Türkiye’nin çeşitli uluslararası gazetecilik meslek örgütlerinin raporlarına göre cezaevinde en çok gazeteci bulunduran ülkesi olduğunu belirten Ahmet Şık, 100’ün üzerinde gazetecinin “komplolarla örülü” davalarla, kendilerine ve avukatlarına bile gösterilmeyip “gizlenen sahte delillerle” cezaevinde olduğunu söyledi.

Ahmet Şık, 36’sı tutuklu 44 gazeteci hakkında açılan KCK davası iddianamesinden örnekler vererek sürdürdüğü konuşmasını şöyle tamamladı:

“Türkiye’de sanıklarının gazeteciler olduğu her davada, savcıların delilleri, gerçekliğinden koparılarak yeni anlamlar yüklenen telefon konuşmaları ve ‘kamuoyunu manipüle etmek ve halkın bir bölümünü devlete karşı kışkırtmak’, ‘terör örgütüne yardım etmek’, ‘örgütsel haber yapmaya çalışmak’, ‘Türk Devletini zora sokacak, küçük düşürecek haber peşinde olmak’, ‘Türkiye Cumhuriyeti aleyhine kara propaganda yapmak’ diye yorumlanan haberlerden ibaret...

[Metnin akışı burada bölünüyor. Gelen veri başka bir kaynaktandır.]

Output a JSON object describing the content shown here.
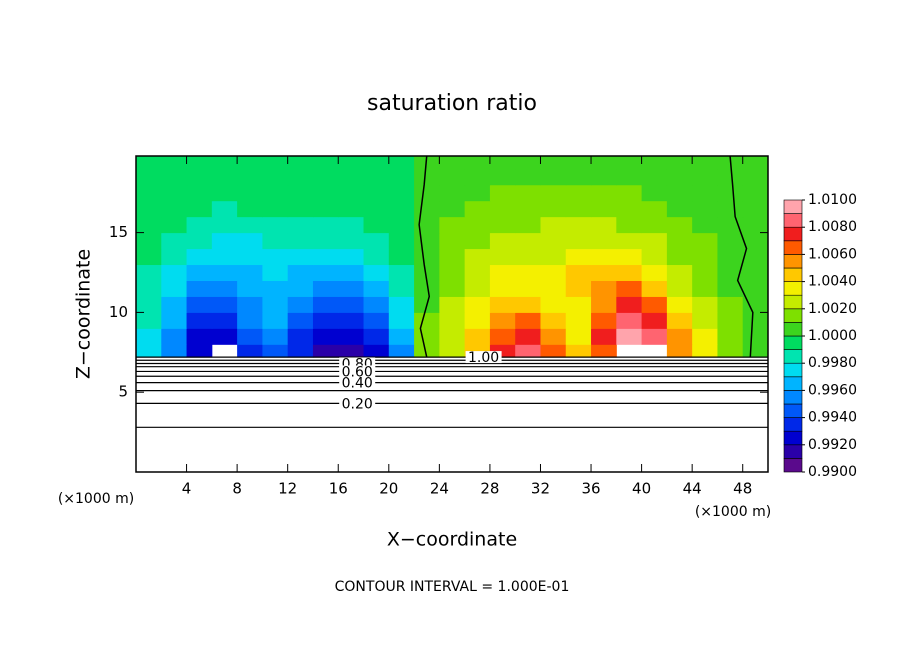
{
  "chart_data": {
    "type": "contour",
    "title": "saturation ratio",
    "x_label": "X−coordinate",
    "y_label": "Z−coordinate",
    "x_unit_left": "(×1000 m)",
    "x_unit_right": "(×1000 m)",
    "footer": "CONTOUR INTERVAL = 1.000E-01",
    "xlim": [
      0,
      50
    ],
    "ylim": [
      0,
      19.8
    ],
    "xticks": [
      4,
      8,
      12,
      16,
      20,
      24,
      28,
      32,
      36,
      40,
      44,
      48
    ],
    "yticks": [
      5,
      10,
      15
    ],
    "field": {
      "x_edges": [
        0,
        2,
        4,
        6,
        8,
        10,
        12,
        14,
        16,
        18,
        20,
        22,
        24,
        26,
        28,
        30,
        32,
        34,
        36,
        38,
        40,
        42,
        44,
        46,
        48,
        50
      ],
      "z_edges": [
        7.2,
        8,
        9,
        10,
        11,
        12,
        13,
        14,
        15,
        16,
        17,
        18,
        19,
        19.8
      ],
      "values": [
        [
          0.997,
          0.995,
          0.992,
          null,
          0.993,
          0.994,
          0.993,
          0.991,
          0.991,
          0.992,
          0.995,
          1.001,
          1.002,
          1.004,
          1.007,
          1.008,
          1.006,
          1.004,
          1.006,
          null,
          null,
          1.005,
          1.003,
          1.001,
          1.0
        ],
        [
          0.997,
          0.995,
          0.992,
          0.992,
          0.994,
          0.995,
          0.993,
          0.992,
          0.992,
          0.993,
          0.996,
          1.001,
          1.002,
          1.004,
          1.006,
          1.007,
          1.005,
          1.003,
          1.007,
          1.009,
          1.008,
          1.005,
          1.003,
          1.001,
          1.0
        ],
        [
          0.998,
          0.996,
          0.993,
          0.993,
          0.995,
          0.996,
          0.994,
          0.993,
          0.993,
          0.994,
          0.997,
          1.001,
          1.002,
          1.003,
          1.005,
          1.006,
          1.004,
          1.003,
          1.006,
          1.008,
          1.007,
          1.004,
          1.002,
          1.001,
          1.0
        ],
        [
          0.998,
          0.996,
          0.994,
          0.994,
          0.995,
          0.996,
          0.995,
          0.994,
          0.994,
          0.995,
          0.997,
          1.0,
          1.002,
          1.003,
          1.004,
          1.004,
          1.003,
          1.003,
          1.005,
          1.007,
          1.006,
          1.003,
          1.002,
          1.001,
          1.0
        ],
        [
          0.998,
          0.997,
          0.995,
          0.995,
          0.996,
          0.996,
          0.996,
          0.995,
          0.995,
          0.996,
          0.998,
          1.0,
          1.001,
          1.002,
          1.003,
          1.003,
          1.003,
          1.004,
          1.005,
          1.006,
          1.004,
          1.002,
          1.001,
          1.0,
          1.0
        ],
        [
          0.998,
          0.997,
          0.996,
          0.996,
          0.996,
          0.997,
          0.996,
          0.996,
          0.996,
          0.997,
          0.998,
          1.0,
          1.001,
          1.002,
          1.003,
          1.003,
          1.003,
          1.004,
          1.004,
          1.004,
          1.003,
          1.002,
          1.001,
          1.0,
          1.0
        ],
        [
          0.999,
          0.998,
          0.997,
          0.997,
          0.997,
          0.997,
          0.997,
          0.997,
          0.997,
          0.998,
          0.999,
          1.0,
          1.001,
          1.002,
          1.002,
          1.002,
          1.002,
          1.003,
          1.003,
          1.003,
          1.002,
          1.001,
          1.001,
          1.0,
          1.0
        ],
        [
          0.999,
          0.998,
          0.998,
          0.997,
          0.997,
          0.998,
          0.998,
          0.998,
          0.998,
          0.998,
          0.999,
          1.0,
          1.001,
          1.001,
          1.002,
          1.002,
          1.002,
          1.002,
          1.002,
          1.002,
          1.002,
          1.001,
          1.001,
          1.0,
          1.0
        ],
        [
          0.999,
          0.999,
          0.998,
          0.998,
          0.998,
          0.998,
          0.998,
          0.998,
          0.998,
          0.999,
          0.999,
          1.0,
          1.001,
          1.001,
          1.001,
          1.001,
          1.002,
          1.002,
          1.002,
          1.001,
          1.001,
          1.001,
          1.0,
          1.0,
          1.0
        ],
        [
          0.999,
          0.999,
          0.999,
          0.998,
          0.999,
          0.999,
          0.999,
          0.999,
          0.999,
          0.999,
          0.999,
          1.0,
          1.0,
          1.001,
          1.001,
          1.001,
          1.001,
          1.001,
          1.001,
          1.001,
          1.001,
          1.0,
          1.0,
          1.0,
          1.0
        ],
        [
          0.999,
          0.999,
          0.999,
          0.999,
          0.999,
          0.999,
          0.999,
          0.999,
          0.999,
          0.999,
          0.999,
          1.0,
          1.0,
          1.0,
          1.001,
          1.001,
          1.001,
          1.001,
          1.001,
          1.001,
          1.0,
          1.0,
          1.0,
          1.0,
          1.0
        ],
        [
          0.999,
          0.999,
          0.999,
          0.999,
          0.999,
          0.999,
          0.999,
          0.999,
          0.999,
          0.999,
          0.999,
          1.0,
          1.0,
          1.0,
          1.0,
          1.0,
          1.0,
          1.0,
          1.0,
          1.0,
          1.0,
          1.0,
          1.0,
          1.0,
          1.0
        ],
        [
          0.999,
          0.999,
          0.999,
          0.999,
          0.999,
          0.999,
          0.999,
          0.999,
          0.999,
          0.999,
          0.999,
          1.0,
          1.0,
          1.0,
          1.0,
          1.0,
          1.0,
          1.0,
          1.0,
          1.0,
          1.0,
          1.0,
          1.0,
          1.0,
          1.0
        ]
      ]
    },
    "contour_lines": [
      {
        "z": 7.2,
        "label": "1.00"
      },
      {
        "z": 7.0
      },
      {
        "z": 6.8,
        "label": "0.80"
      },
      {
        "z": 6.6
      },
      {
        "z": 6.3,
        "label": "0.60"
      },
      {
        "z": 6.0
      },
      {
        "z": 5.6,
        "label": "0.40"
      },
      {
        "z": 5.1
      },
      {
        "z": 4.3,
        "label": "0.20"
      },
      {
        "z": 2.8
      }
    ],
    "contour_paths": [
      {
        "x": [
          23,
          22.5,
          23.2,
          22.8,
          22.4,
          22.8,
          23
        ],
        "z": [
          7.2,
          9,
          11,
          13,
          15.5,
          18,
          19.8
        ]
      },
      {
        "x": [
          48.6,
          48.8,
          47.6,
          48.3,
          47.4,
          47.2,
          47
        ],
        "z": [
          7.2,
          10,
          12,
          14,
          16,
          18,
          19.8
        ]
      }
    ],
    "colorbar": {
      "levels": [
        0.99,
        0.991,
        0.992,
        0.993,
        0.994,
        0.995,
        0.996,
        0.997,
        0.998,
        0.999,
        1.0,
        1.001,
        1.002,
        1.003,
        1.004,
        1.005,
        1.006,
        1.007,
        1.008,
        1.009,
        1.01
      ],
      "colors": [
        "#5a0a8c",
        "#2a00a8",
        "#0000d0",
        "#0028e8",
        "#0058f8",
        "#0088ff",
        "#00b4ff",
        "#00dcf0",
        "#00e4b0",
        "#00dc60",
        "#3cd41e",
        "#7ee000",
        "#c4ec00",
        "#f4f000",
        "#ffc800",
        "#ff9400",
        "#ff5a00",
        "#f01e1e",
        "#ff6470",
        "#ffa4ac"
      ],
      "ticks": [
        {
          "value": 0.99,
          "label": "0.9900"
        },
        {
          "value": 0.992,
          "label": "0.9920"
        },
        {
          "value": 0.994,
          "label": "0.9940"
        },
        {
          "value": 0.996,
          "label": "0.9960"
        },
        {
          "value": 0.998,
          "label": "0.9980"
        },
        {
          "value": 1.0,
          "label": "1.0000"
        },
        {
          "value": 1.002,
          "label": "1.0020"
        },
        {
          "value": 1.004,
          "label": "1.0040"
        },
        {
          "value": 1.006,
          "label": "1.0060"
        },
        {
          "value": 1.008,
          "label": "1.0080"
        },
        {
          "value": 1.01,
          "label": "1.0100"
        }
      ]
    }
  }
}
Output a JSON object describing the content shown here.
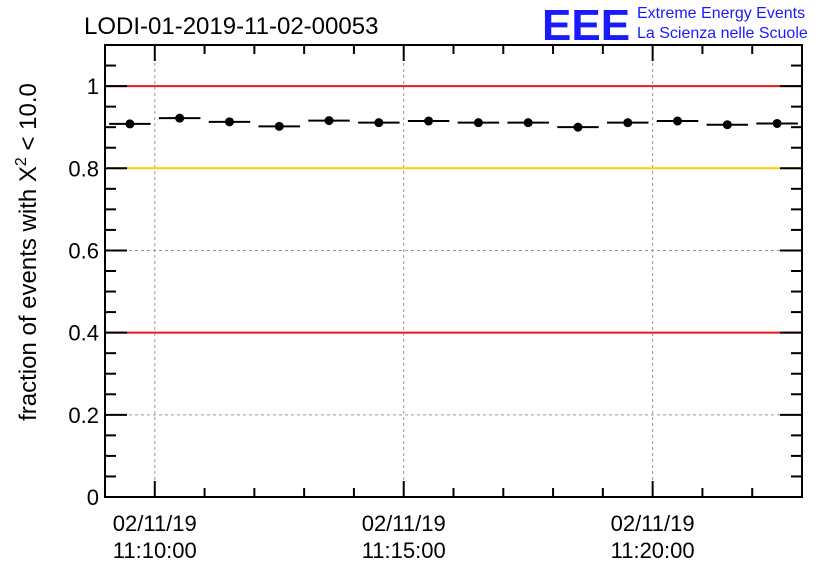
{
  "chart_data": {
    "type": "scatter",
    "title": "LODI-01-2019-11-02-00053",
    "ylabel_prefix": "fraction of events with ",
    "ylabel_symbol": "X",
    "ylabel_sup": "2",
    "ylabel_suffix": " < 10.0",
    "xlabel": "",
    "ylim": [
      0,
      1.1
    ],
    "y_ticks": [
      "0",
      "0.2",
      "0.4",
      "0.6",
      "0.8",
      "1"
    ],
    "y_tick_values": [
      0,
      0.2,
      0.4,
      0.6,
      0.8,
      1.0
    ],
    "x_tick_labels": [
      {
        "date": "02/11/19",
        "time": "11:10:00"
      },
      {
        "date": "02/11/19",
        "time": "11:15:00"
      },
      {
        "date": "02/11/19",
        "time": "11:20:00"
      }
    ],
    "x_tick_minutes": [
      0,
      5,
      10
    ],
    "xlim_minutes": [
      -1.0,
      13.0
    ],
    "grid": true,
    "reference_lines": [
      {
        "value": 1.0,
        "color": "#e8181e"
      },
      {
        "value": 0.8,
        "color": "#ffcc00"
      },
      {
        "value": 0.4,
        "color": "#e8181e"
      }
    ],
    "series": [
      {
        "name": "fraction",
        "color": "#000000",
        "bin_width_minutes": 0.8333,
        "x_minutes": [
          -0.5,
          0.5,
          1.5,
          2.5,
          3.5,
          4.5,
          5.5,
          6.5,
          7.5,
          8.5,
          9.5,
          10.5,
          11.5,
          12.5
        ],
        "values": [
          0.908,
          0.922,
          0.913,
          0.902,
          0.916,
          0.911,
          0.915,
          0.911,
          0.911,
          0.9,
          0.911,
          0.915,
          0.906,
          0.909
        ]
      }
    ]
  },
  "logo": {
    "mark": "EEE",
    "line1": "Extreme Energy Events",
    "line2": "La Scienza nelle Scuole",
    "color": "#1a1aff"
  }
}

Deliller haberlerden oluşuyor ama bu faşizmi yaratanlar, ‘Onlar gazeteci değil terörist’ diyerek hep aynı yalana sığınıyorlar. Dünyanın herhangi bir yerinde var olan baskı rejimlerindeki diğer diktatörlerin söylediği yalanlara ne kadar benziyor değil mi? Gazetecileri sanık yaparak, tutuklayarak gazetecilik mesleğini yargılayanlar gazetecinin susturulmasının halkın susturulması anlamına geldiğini biliyor elbette. Totaliter rejimlerin, korku ve baskıyla hükmünü sürdüren diktatörlüklerin en çok sessizlik ve suskunluktan beslendiklerini de biliyorlar çünkü. Hiç kimse sesini çıkarmasın, herkes sussun istiyorlar. Bu korku iklimine karşı çıkan, direnen kim varsa tutsak ediyorlar. Her yeni tutsakla birlikte korku cumhuriyetinin devam edeceğini sanıyorlar. Bunu başardıklarını düşünüyorlar. Bir kez daha söylemek gerekirse bu çok büyük bir yanılgı... Çünkü ülkemde her zaman hakikati doğru zamanda dile getirenler var. Ne Başbakan ve hükümetinin ne de ortağı Gülen cemaatinin iktidarıyla suç ortaklığı yapmayan, sözünü sakınmadan konuşup yazarak gerçekleri dile getirenler var olmaya devam edecek.

Esaretimizin sona ermesi için bizlerle dayanışarak harcadığınız çabalara içtenlikle bir kez daha teşekkür ederim.”